I attached my code that runs fine and does what you want. The values appear on the host side before the kernel ends. As you can see I added some compute code to prevent the for loop to be removed due to compiler optimizations. I added a stream and a callback that get executed after all work in the stream is finished. The program outputs 1 2 and for a long time does nothing until stream finished... is printed to the console.
#include <iostream>
#include "cuda.h"
#include "cuda_runtime.h"
#include "device_launch_parameters.h"
#define SEC_CUDA_CALL(val) checkCall ( (val), #val, __FILE__, __LINE__ )
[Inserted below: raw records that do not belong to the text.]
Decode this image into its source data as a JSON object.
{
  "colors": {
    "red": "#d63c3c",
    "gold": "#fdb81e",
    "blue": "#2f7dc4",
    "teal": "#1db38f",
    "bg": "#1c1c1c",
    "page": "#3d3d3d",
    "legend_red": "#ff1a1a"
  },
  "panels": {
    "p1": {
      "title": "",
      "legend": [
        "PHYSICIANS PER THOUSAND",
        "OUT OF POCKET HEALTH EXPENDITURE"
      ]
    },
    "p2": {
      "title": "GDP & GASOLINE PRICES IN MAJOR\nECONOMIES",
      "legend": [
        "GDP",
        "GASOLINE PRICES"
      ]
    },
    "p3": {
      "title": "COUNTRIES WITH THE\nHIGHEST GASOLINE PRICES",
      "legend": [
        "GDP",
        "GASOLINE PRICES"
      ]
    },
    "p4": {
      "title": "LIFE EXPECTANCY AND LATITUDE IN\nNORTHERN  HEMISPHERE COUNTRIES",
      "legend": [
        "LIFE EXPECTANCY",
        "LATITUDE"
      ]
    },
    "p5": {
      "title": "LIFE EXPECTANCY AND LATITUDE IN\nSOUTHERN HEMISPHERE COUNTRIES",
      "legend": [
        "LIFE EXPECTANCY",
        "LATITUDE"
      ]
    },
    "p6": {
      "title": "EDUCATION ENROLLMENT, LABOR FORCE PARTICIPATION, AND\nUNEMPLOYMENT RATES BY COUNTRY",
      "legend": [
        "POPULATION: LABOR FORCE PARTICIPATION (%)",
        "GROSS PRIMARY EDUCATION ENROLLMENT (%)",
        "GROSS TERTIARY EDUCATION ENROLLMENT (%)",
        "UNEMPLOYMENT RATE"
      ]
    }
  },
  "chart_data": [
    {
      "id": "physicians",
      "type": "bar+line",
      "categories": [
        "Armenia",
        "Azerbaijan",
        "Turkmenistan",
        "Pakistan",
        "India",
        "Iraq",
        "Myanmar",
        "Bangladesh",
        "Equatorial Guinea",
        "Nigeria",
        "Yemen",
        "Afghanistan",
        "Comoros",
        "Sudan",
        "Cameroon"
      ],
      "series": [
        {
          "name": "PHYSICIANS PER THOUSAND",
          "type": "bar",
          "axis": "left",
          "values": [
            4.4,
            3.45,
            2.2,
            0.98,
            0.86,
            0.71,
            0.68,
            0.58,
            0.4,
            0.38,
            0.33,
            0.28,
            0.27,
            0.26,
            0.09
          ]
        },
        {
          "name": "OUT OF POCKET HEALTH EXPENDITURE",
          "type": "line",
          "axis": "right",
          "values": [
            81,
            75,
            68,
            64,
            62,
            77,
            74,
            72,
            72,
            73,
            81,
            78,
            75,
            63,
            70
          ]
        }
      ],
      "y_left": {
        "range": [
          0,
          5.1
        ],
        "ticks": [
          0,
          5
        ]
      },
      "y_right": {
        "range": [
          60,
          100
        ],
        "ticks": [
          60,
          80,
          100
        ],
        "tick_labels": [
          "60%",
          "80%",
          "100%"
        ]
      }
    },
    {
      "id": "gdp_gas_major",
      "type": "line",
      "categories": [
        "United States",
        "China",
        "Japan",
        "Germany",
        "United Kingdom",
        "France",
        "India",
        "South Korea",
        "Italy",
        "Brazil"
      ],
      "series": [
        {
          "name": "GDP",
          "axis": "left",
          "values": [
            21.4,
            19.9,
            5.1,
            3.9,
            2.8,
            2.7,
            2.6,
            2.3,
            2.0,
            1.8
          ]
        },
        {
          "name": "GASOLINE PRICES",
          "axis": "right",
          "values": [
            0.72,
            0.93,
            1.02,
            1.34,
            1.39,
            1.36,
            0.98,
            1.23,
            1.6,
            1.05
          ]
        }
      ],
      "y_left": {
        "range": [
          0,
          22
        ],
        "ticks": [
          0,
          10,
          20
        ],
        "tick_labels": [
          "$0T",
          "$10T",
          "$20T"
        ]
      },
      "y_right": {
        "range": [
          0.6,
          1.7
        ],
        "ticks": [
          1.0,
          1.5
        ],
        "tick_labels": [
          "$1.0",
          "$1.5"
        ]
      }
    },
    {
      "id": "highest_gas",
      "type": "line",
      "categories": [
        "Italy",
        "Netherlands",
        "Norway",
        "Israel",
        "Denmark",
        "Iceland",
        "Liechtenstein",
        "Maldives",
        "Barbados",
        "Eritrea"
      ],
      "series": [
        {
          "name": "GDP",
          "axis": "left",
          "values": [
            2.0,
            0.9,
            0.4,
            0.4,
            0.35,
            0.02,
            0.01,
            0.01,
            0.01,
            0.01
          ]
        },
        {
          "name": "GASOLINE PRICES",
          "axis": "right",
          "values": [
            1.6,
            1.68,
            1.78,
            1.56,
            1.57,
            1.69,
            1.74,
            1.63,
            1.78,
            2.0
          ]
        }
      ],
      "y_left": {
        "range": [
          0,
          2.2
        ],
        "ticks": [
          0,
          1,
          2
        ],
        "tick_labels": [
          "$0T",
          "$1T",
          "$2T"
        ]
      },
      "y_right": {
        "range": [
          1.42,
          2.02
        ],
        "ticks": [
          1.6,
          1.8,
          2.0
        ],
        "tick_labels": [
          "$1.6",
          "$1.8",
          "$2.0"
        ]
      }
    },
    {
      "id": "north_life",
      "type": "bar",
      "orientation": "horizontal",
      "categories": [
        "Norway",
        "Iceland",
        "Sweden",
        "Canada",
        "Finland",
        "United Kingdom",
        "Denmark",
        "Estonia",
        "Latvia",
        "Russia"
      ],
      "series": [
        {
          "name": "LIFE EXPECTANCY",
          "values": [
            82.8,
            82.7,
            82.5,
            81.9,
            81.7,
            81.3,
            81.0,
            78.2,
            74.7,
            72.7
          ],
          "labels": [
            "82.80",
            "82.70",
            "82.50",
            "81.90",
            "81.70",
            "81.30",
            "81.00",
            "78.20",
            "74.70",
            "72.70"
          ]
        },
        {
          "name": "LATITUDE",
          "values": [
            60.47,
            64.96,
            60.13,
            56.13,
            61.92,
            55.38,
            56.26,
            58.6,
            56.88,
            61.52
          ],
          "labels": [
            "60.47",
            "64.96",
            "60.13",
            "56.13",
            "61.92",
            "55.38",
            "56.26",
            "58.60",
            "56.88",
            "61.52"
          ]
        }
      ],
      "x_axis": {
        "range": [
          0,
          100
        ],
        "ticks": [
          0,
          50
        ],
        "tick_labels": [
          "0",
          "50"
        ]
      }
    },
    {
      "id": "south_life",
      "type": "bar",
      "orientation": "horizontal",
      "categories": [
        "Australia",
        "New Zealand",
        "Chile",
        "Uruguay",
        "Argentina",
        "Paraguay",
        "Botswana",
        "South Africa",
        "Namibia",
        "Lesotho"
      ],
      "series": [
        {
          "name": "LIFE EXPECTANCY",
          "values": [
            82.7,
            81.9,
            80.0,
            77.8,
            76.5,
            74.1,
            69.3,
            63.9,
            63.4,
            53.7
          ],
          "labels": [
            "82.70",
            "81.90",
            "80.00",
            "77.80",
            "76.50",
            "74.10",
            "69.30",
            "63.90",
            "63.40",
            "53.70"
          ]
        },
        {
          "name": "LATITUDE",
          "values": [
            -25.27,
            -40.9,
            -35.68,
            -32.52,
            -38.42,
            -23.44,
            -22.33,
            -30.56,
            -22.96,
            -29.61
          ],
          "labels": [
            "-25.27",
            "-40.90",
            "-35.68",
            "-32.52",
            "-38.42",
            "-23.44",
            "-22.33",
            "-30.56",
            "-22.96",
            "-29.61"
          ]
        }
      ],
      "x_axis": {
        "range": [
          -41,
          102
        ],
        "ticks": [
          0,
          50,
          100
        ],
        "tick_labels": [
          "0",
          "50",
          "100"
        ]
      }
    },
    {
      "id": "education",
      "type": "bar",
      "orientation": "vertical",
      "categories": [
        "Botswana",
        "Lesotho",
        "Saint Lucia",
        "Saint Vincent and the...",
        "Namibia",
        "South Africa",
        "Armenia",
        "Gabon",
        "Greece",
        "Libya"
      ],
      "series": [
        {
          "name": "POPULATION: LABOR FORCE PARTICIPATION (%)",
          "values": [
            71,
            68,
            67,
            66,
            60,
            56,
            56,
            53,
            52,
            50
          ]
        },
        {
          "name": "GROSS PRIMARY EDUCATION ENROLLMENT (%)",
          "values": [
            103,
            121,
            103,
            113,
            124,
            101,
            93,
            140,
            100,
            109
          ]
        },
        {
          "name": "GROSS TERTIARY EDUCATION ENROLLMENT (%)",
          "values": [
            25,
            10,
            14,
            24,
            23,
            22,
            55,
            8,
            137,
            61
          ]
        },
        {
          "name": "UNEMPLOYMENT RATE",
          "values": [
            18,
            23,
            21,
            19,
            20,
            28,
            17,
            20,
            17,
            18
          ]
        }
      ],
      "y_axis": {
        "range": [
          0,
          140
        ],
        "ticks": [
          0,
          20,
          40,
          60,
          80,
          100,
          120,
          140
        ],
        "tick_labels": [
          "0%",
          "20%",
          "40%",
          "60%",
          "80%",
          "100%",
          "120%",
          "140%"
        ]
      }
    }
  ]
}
bool checkCall(cudaError_t result, char const* const func, const char *const file, int const line)
{
if (result != cudaSuccess)
{
std::cout << "CUDA (runtime api) error: " << func << " failed! " << cudaGetErrorString(result) << " (" << result << ") " << file << ":" << line << std::endl;
}
return result != cudaSuccess;
}
class Callback
{
public:
static void CUDART_CB dispatch(cudaStream_t stream, cudaError_t status, void *userData);
private:
void call();
};
void CUDART_CB Callback::dispatch(cudaStream_t stream, cudaError_t status, void *userData)
{
Callback* cb = (Callback*) userData;
cb->call();
}
void Callback::call()
{
std::cout << "stream finished..." << std::endl;
}
__global__ void Kernel(volatile float* hResult)
{
int tid = threadIdx.x + blockIdx.x * blockDim.x;
hResult[tid] = tid + 1;
__threadfence_system();
float A = 0;
for (int timeWater = 0; timeWater < 100000000; timeWater++)
{
A = sin(cos(log(hResult[0] * hResult[1]))) + A;
A = sqrt(A);
}
}
int main(int argc, char* argv[])
{
size_t blocks = 2;
volatile float* hResult;
SEC_CUDA_CALL(cudaHostAlloc((void**)&hResult,blocks*sizeof(float),cudaHostAllocMapped));
cudaStream_t stream;
SEC_CUDA_CALL(cudaStreamCreateWithFlags(&stream, cudaStreamNonBlocking));
Callback obj;
Kernel<<<1,blocks,NULL,stream>>>(hResult);
SEC_CUDA_CALL(cudaStreamAddCallback(stream, Callback::dispatch, &obj, 0));
int filledElementsCounter = 0;
while (filledElementsCounter < blocks)
{
while(hResult[filledElementsCounter] == 0);
std::cout << hResult[filledElementsCounter] << std::endl;
filledElementsCounter++;
}
SEC_CUDA_CALL(cudaStreamDestroy(stream));
SEC_CUDA_CALL(cudaFreeHost((void *)hResult));
}
No call returned an error and cuda-memcheck didn't find any problems. This works as intended. You should really try the TCC driver.
You cannot pass the host pointer directly to the kernel. If you allocate host memory using cudaHostAlloc with cudaHostAllocMapped flag, then first you have to retrieve the device pointer of the mapped host memory before you can use it in the kernel. Use cudaHostGetDevicePointer to get the device pointer of mapped host memory.
float* hResult, *dResult;
cudaHostAlloc((void**)&hResult, blocks*sizeof(float), cudaHostAllocMapped);
cudaHostGetDevicePointer(&dResult,hResult);
Kernel<<<1,blocks>>>(dResult);
Calling __threadfence_system() will ensure that the write is visible to the system before proceeding, but your CPU will be caching the h_result variable and hence you're just spinning on the old value in an infinite loop. Try marking h_result as volatile.